CMStatistics 2023: Start Registration
View Submission - CMStatistics
B1140
Title: On an approach for performing model-based clustering and imputation for multivariate data sets with asymmetric features Authors:  Brian Franczak - MacEwan University (Canada) [presenting]
Abstract: Classification can be defined as the process of sorting similar objects into groups. Classification is performed in an unsupervised, semi-supervised, or fully supervised setting. In the unsupervised setting, also known as clustering, no a priori knowledge is used, while the other two settings use some a priori knowledge. Model-based clustering is the process of using a finite mixture model for unsupervised classification. An approach is presented for performing model-based clustering for incomplete multivariate data sets that exhibit asymmetric features. The approach will model asymmetry directly or via a transformation of the observed data while simultaneously performing imputation.
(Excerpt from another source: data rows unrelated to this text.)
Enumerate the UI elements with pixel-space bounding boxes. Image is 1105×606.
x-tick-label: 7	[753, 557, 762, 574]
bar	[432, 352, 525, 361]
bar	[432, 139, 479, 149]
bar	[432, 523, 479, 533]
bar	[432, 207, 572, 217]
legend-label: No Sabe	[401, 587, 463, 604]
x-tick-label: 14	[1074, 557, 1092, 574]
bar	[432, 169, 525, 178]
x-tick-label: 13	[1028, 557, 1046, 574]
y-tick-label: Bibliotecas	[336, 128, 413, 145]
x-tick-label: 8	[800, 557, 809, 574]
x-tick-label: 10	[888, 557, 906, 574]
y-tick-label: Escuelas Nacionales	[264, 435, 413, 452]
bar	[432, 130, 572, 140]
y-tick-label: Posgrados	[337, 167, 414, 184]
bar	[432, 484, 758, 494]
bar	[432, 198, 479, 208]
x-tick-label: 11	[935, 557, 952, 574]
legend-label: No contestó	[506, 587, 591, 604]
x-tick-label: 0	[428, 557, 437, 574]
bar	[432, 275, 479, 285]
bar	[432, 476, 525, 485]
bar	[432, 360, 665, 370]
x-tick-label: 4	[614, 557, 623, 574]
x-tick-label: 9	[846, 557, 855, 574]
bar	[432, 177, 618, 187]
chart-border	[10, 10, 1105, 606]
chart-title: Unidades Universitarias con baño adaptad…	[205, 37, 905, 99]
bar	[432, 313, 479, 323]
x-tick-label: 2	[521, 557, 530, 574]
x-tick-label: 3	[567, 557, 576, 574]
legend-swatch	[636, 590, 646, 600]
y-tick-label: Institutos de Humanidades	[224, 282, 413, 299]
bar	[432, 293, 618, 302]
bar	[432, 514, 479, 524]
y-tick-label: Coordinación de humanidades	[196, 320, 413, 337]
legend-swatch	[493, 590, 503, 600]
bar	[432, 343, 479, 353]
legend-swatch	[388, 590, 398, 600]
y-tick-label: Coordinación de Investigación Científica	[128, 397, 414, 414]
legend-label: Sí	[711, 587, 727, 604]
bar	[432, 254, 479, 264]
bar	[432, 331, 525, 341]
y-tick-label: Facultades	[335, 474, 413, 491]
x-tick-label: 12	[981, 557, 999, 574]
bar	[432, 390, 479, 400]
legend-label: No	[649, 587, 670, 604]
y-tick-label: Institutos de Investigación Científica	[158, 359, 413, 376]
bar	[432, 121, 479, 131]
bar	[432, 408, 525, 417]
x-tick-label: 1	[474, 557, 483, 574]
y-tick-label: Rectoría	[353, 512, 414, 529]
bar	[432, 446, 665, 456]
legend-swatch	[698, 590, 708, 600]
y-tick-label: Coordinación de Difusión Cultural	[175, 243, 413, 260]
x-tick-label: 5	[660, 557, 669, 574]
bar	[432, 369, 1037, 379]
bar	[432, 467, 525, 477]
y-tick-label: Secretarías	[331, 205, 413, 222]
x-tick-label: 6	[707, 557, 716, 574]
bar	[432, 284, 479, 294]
An expectation-maximization (EM) based scheme is used for parameter estimation. The EM-based scheme iteratively performs single imputation while estimating the maximum likelihood estimates of the model of interest. At convergence, traditional likelihood-based criteria like the Bayesian information criterion or integrated complete likelihood measure are used for model selection. Classification performance is assessed using the adjusted Rand index (ARI), and other relevant statistics demonstrating the overall performance of the parameter estimation scheme are given. The proposed model is presented using either one or a combination of simulated and real data sets.